Director Frank Sabatella fits this model of odds-defying independent director. His film, Blood Night:The Legend of Mary Hatchet, represents the culmination of a two-year push to get the movie made. Budgeted at $1 million, the film re-tells the old Long Island myth of the murderous Mary Hatchet, who killed her whole family with just that.
Sabatella recalls the strain of filming night after night in the dead of winter, with particularly brutal shoots in the abandoned Essex County Hospital Center in Cedar Grove, NJ.The crew had to set up a “warm room,” with jets of hot air so the cast didn’t freeze during the shoot.
“I’d call ‘cut’ and people would run to the room to get warm,” Sabatella explains, though he himself chose to remain with those crew members who had to stay outside and run lights and other heavy equipment.

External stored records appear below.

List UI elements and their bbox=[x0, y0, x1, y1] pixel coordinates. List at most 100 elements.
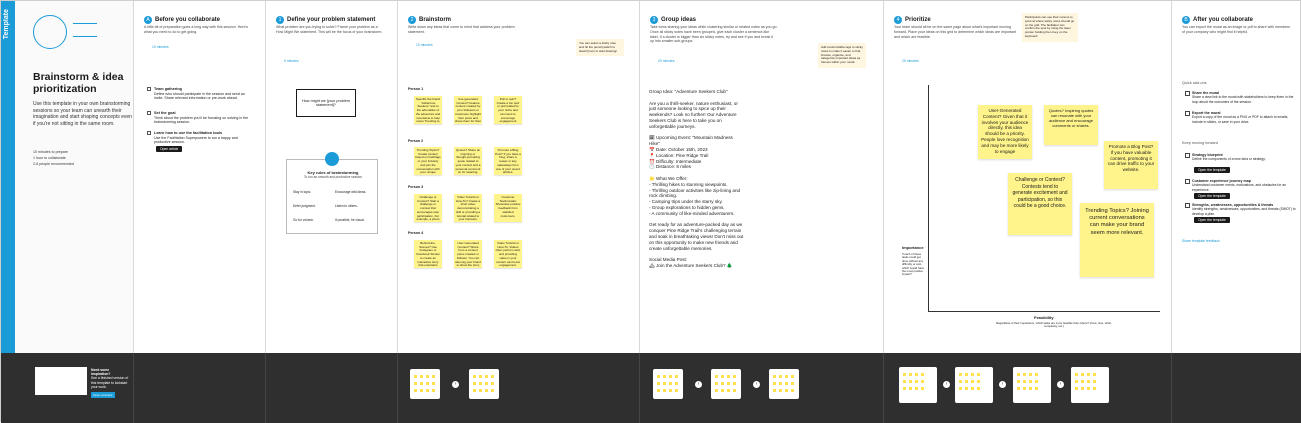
checkbox-icon[interactable] bbox=[147, 131, 151, 135]
quick-addons-label: Quick add-ons bbox=[1182, 81, 1207, 85]
before-subtitle: A little bit of preparation goes a long … bbox=[144, 25, 248, 34]
priority-sticky[interactable]: Trending Topics? Joining current convers… bbox=[1080, 203, 1154, 277]
intro-title: Brainstorm & idea prioritization bbox=[33, 71, 124, 95]
sticky-note[interactable]: Poll or quiz? Create a fun quiz or poll … bbox=[494, 96, 522, 124]
feedback-link[interactable]: Share template feedback bbox=[1182, 239, 1220, 243]
checkbox-icon[interactable] bbox=[147, 111, 151, 115]
after-title: After you collaborate bbox=[1193, 17, 1254, 23]
hmw-box[interactable]: How might we [your problem statement]? bbox=[296, 89, 356, 117]
template-card[interactable]: Strengths, weaknesses, opportunities & t… bbox=[1185, 203, 1296, 216]
cursor-notice: Participants can use their cursors to po… bbox=[1022, 13, 1078, 42]
strip-divider bbox=[1171, 353, 1301, 423]
template-card[interactable]: Strategy blueprint Define the components … bbox=[1185, 153, 1296, 162]
template-icon bbox=[1185, 179, 1190, 184]
sticky-note[interactable]: Trending Topics? Create content based on… bbox=[414, 147, 442, 175]
lightbulb-icon bbox=[325, 152, 339, 166]
priority-sticky[interactable]: Promote a Blog Post? If you have valuabl… bbox=[1104, 141, 1158, 189]
person-label: Person 4 bbox=[408, 231, 424, 235]
open-article-button[interactable]: Open article bbox=[156, 146, 183, 152]
inspiration-text: Need some inspiration? See a finished ver… bbox=[91, 368, 129, 389]
group-time: 20 minutes bbox=[658, 59, 675, 63]
group-idea-text[interactable]: Group Idea: "Adventure Seekers Club" Are… bbox=[649, 89, 744, 269]
group-subtitle: Take turns sharing your ideas while clus… bbox=[650, 25, 778, 44]
sticky-note[interactable]: Video Tutorial or How-To? Create a short… bbox=[454, 194, 482, 222]
open-template-button[interactable]: Open the template bbox=[1194, 193, 1230, 199]
intro-meta: 10 minutes to prepare 1 hour to collabor… bbox=[33, 149, 74, 167]
rules-subtitle: To run an smooth and productive session bbox=[303, 175, 363, 179]
rule-item: Listen to others. bbox=[335, 204, 358, 208]
template-label: Template bbox=[3, 9, 10, 40]
strip-divider bbox=[133, 353, 265, 423]
arrow-right-icon: › bbox=[695, 381, 702, 388]
sticky-note[interactable]: Promote a Blog Post? If you have a blog,… bbox=[494, 147, 522, 175]
prioritize-thumbnail bbox=[955, 367, 993, 403]
prioritize-subtitle: Your team should all be on the same page… bbox=[894, 25, 1017, 39]
group-line: - Thrilling outdoor activities like zip-… bbox=[649, 187, 741, 199]
prioritize-thumbnail bbox=[1013, 367, 1051, 403]
task-tools: Learn how to use the facilitation tools U… bbox=[147, 131, 254, 145]
priority-sticky[interactable]: Quotes? Inspiring quotes can resonate wi… bbox=[1044, 105, 1098, 145]
export-mural-card[interactable]: Export the mural Export a copy of the mur… bbox=[1185, 111, 1296, 124]
template-icon bbox=[1185, 153, 1190, 158]
sticky-note[interactable]: Video Tutorial or How-To: Videos often p… bbox=[494, 240, 522, 268]
priority-sticky[interactable]: User-Generated Content? Given that it in… bbox=[978, 105, 1032, 159]
importance-desc: If each of these tasks could get done wi… bbox=[902, 252, 925, 277]
example-thumbnail[interactable] bbox=[35, 367, 87, 395]
group-thumbnail bbox=[769, 369, 799, 399]
template-sidebar-tab[interactable]: Template bbox=[1, 1, 15, 353]
step-b-badge: B bbox=[1182, 16, 1190, 24]
template-card[interactable]: Customer experience journey map Understan… bbox=[1185, 179, 1296, 192]
template-icon bbox=[1185, 203, 1190, 208]
sticky-note[interactable]: Specific the brand "Adventure Seekers" a… bbox=[414, 96, 442, 124]
prioritize-title: Prioritize bbox=[905, 17, 931, 23]
arrow-right-icon: › bbox=[999, 381, 1006, 388]
share-icon bbox=[1185, 91, 1190, 96]
after-subtitle: You can export the mural as an image or … bbox=[1182, 25, 1290, 34]
after-section: B After you collaborate You can export t… bbox=[1171, 1, 1301, 353]
meta-people: 2-8 people recommended bbox=[33, 162, 74, 166]
feasibility-desc: Regardless of their importance, which ta… bbox=[996, 321, 1112, 329]
export-icon bbox=[1185, 111, 1190, 116]
group-line: - A community of like-minded adventurers… bbox=[649, 210, 735, 216]
step-1-badge: 1 bbox=[276, 16, 284, 24]
sticky-note[interactable]: Use generated Content? Feature content c… bbox=[454, 96, 482, 124]
group-title: Group ideas bbox=[661, 17, 697, 23]
canvas: Template Brainstorm & idea prioritizatio… bbox=[0, 0, 1301, 423]
brainstorm-section: 2 Brainstorm Write down any ideas that c… bbox=[397, 1, 639, 353]
rule-item: Stay in topic. bbox=[293, 190, 312, 194]
lightbulb-icon bbox=[33, 15, 67, 49]
arrow-right-icon: › bbox=[452, 381, 459, 388]
intro-panel: Brainstorm & idea prioritization Use thi… bbox=[15, 1, 133, 353]
sticky-note[interactable]: Customer Testimonials: Showcase positive… bbox=[494, 194, 522, 222]
share-mural-card[interactable]: Share the mural Share a view link to the … bbox=[1185, 91, 1296, 104]
keep-moving-label: Keep moving forward bbox=[1182, 141, 1218, 145]
brainstorm-thumbnail bbox=[469, 369, 499, 399]
open-example-button[interactable]: Open example bbox=[91, 392, 115, 398]
group-line: 🗓 Upcoming Event: "Mountain Madness Hike… bbox=[649, 135, 733, 147]
open-template-button[interactable]: Open the template bbox=[1194, 217, 1230, 223]
prioritize-section: 4 Prioritize Your team should all be on … bbox=[883, 1, 1171, 353]
sticky-note[interactable]: Challenge or Contest? Start a challenge … bbox=[414, 194, 442, 222]
sticky-note[interactable]: Behind-the-Scenes? Use Instagram or Face… bbox=[414, 240, 442, 268]
arrow-right-icon: › bbox=[943, 381, 950, 388]
define-section: 1 Define your problem statement What pro… bbox=[265, 1, 397, 353]
sticky-note[interactable]: User Generated Content? Share from a con… bbox=[454, 240, 482, 268]
brainstorm-subtitle: Write down any ideas that come to mind t… bbox=[408, 25, 515, 34]
step-2-badge: 2 bbox=[408, 16, 416, 24]
before-title: Before you collaborate bbox=[155, 17, 221, 23]
person-label: Person 3 bbox=[408, 185, 424, 189]
open-template-button[interactable]: Open the template bbox=[1194, 167, 1230, 173]
sticky-note[interactable]: Quotes? Share an inspiring or thought-pr… bbox=[454, 147, 482, 175]
rule-item: Go for volume. bbox=[293, 218, 314, 222]
priority-sticky[interactable]: Challenge or Contest? Contests tend to g… bbox=[1008, 173, 1072, 235]
group-thumbnail bbox=[711, 369, 741, 399]
person-label: Person 1 bbox=[408, 87, 424, 91]
rule-item: If possible, be visual. bbox=[335, 218, 365, 222]
arrow-right-icon: › bbox=[753, 381, 760, 388]
checkbox-icon[interactable] bbox=[147, 87, 151, 91]
step-3-badge: 3 bbox=[650, 16, 658, 24]
define-time: 5 minutes bbox=[284, 59, 299, 63]
brainstorm-time: 10 minutes bbox=[416, 43, 433, 47]
group-line: 🏔 Join the Adventure Seekers Club? 🌲 bbox=[649, 262, 733, 268]
group-thumbnail bbox=[653, 369, 683, 399]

Hein and Mauceri understand the stress of juggling passions with responsibilities, a balancing act which marks many an independent filmmaker’s experience. In addition to organizing the festival annually, Hein runs his production company, Moodude Films, and is in post-production on his third feature, The Word. Mauceri works as an entertainment travel consultant for Linden Frosch Travel, co-runs horror website FEARSmag.com and co-hosts Niteshift, a weekly radio show on WBAI.
Both men hope that, in addition to providing a platform to showcase the best of horror filmmaking, the festival can be a place where directors connect with and support one another’s work. Hein himself began the festival partially in reaction to the impersonal experience of screening his first feature, Biohazardous, in 2001 at an unnamed L.A. film festival that offered little to the visiting filmmakers.
“It was always important to me that when filmmakers came in for the festival, they feel like it was a worthwhile experience, and not just a party,” Hein says.
> New York City Horror Film Festival
Nov. 18 through Nov. 22, Tribeca Cinema, 54 Varick St. (at Laight St.), www.nychorrorfest.com; times vary, $16 and up.